On WSL performance

As somebody who does a lot of work in a Linux environment, WSL (the Windows Subsystem for Linux) has become almost a required too for me.  A while back, I looked up ways to share files between native Windows and WSL.  For various reasons, the most convenient workflow for me is to do much of my work on the code from within Windows, but then run various tests and parts of the build process in Linux.  So I wanted to see what my options were.

The option I had been using was to use the mount point that WSL sets up in Linux for the Windows filesystem.  In addition to that, it turns out there are a couple of ways to go the other direction and read Linux files from Windows.  There's the direct, unsupported way or the the supported way using a network share.  Sadly, it turns out none of these are really good for me.

My main problem and motivation for looking into this was simple: performance.  When crossing container boundaries, filesystem performance takes a nose-dive.  And I'm not just talking about an "I notice it and it's annoying" performance hit, I'm talking "this is actively reducing my productivity" hit.  For filesystem-intensive processes, on a conservative estimate, when running a process in Linux, things take at least 2 to 3 times as long when the files are hosted in Windows compared to when they're hosted in Linux.  And it's frequently much worse than that.  For one project I was working on, the build process took upwards of 20 minutes when the files were on Windows, but when I moved them to Linux it was around 3 minutes.  And it's not just that project.  Even for smaller jobs, like running PHPStan over a different project, the difference is still on the order of several minutes vs. 30 seconds or so.  Perhaps this has improved in more recent versions, but I'm still stuck on Windows 10 and this is seriously painful.

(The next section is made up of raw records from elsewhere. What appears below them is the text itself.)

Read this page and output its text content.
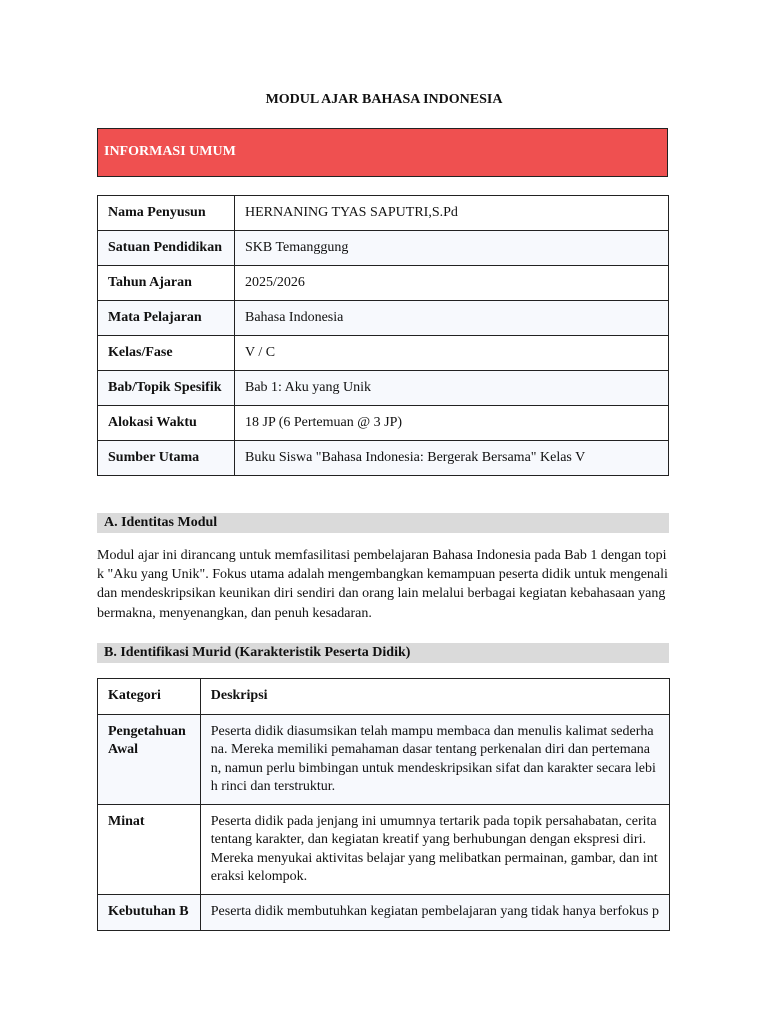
MODUL AJAR BAHASA INDONESIA
INFORMASI UMUM
Nama Penyusun	HERNANING TYAS SAPUTRI,S.Pd
Satuan Pendidikan	SKB Temanggung
Tahun Ajaran	2025/2026
Mata Pelajaran	Bahasa Indonesia
Kelas/Fase	V / C
Bab/Topik Spesifik	Bab 1: Aku yang Unik
Alokasi Waktu	18 JP (6 Pertemuan @ 3 JP)
Sumber Utama	Buku Siswa "Bahasa Indonesia: Bergerak Bersama" Kelas V
A. Identitas Modul
Modul ajar ini dirancang untuk memfasilitasi pembelajaran Bahasa Indonesia pada Bab 1 dengan topik "Aku yang Unik". Fokus utama adalah mengembangkan kemampuan peserta didik untuk mengenali dan mendeskripsikan keunikan diri sendiri dan orang lain melalui berbagai kegiatan kebahasaan yang bermakna, menyenangkan, dan penuh kesadaran.
B. Identifikasi Murid (Karakteristik Peserta Didik)
Kategori	Deskripsi
Pengetahuan Awal	Peserta didik diasumsikan telah mampu membaca dan menulis kalimat sederhana. Mereka memiliki pemahaman dasar tentang perkenalan diri dan pertemanan, namun perlu bimbingan untuk mendeskripsikan sifat dan karakter secara lebih rinci dan terstruktur.
Minat	Peserta didik pada jenjang ini umumnya tertarik pada topik persahabatan, cerita tentang karakter, dan kegiatan kreatif yang berhubungan dengan ekspresi diri. Mereka menyukai aktivitas belajar yang melibatkan permainan, gambar, dan interaksi kelompok.
Kebutuhan B	Peserta didik membutuhkan kegiatan pembelajaran yang tidak hanya berfokus p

My solution?  Go old-school: I wrote a quick script to rsync my project code from Windows to Linux.  Not that rsync is super-fast either, but it's not bad after the initial sync.  I just set it up to skip external dependencies and run NPM et al. on Linux, so even when there's "a lot of files", it's not nearly as many as it could be.  Of course, then I need to remember to sync the code before running my commands, which is not idea.  But still, the time difference is enough that I can run the command, realize I forgot to sync, do the sync, and run the command again in less time than just running it once on the Windows-hosted code.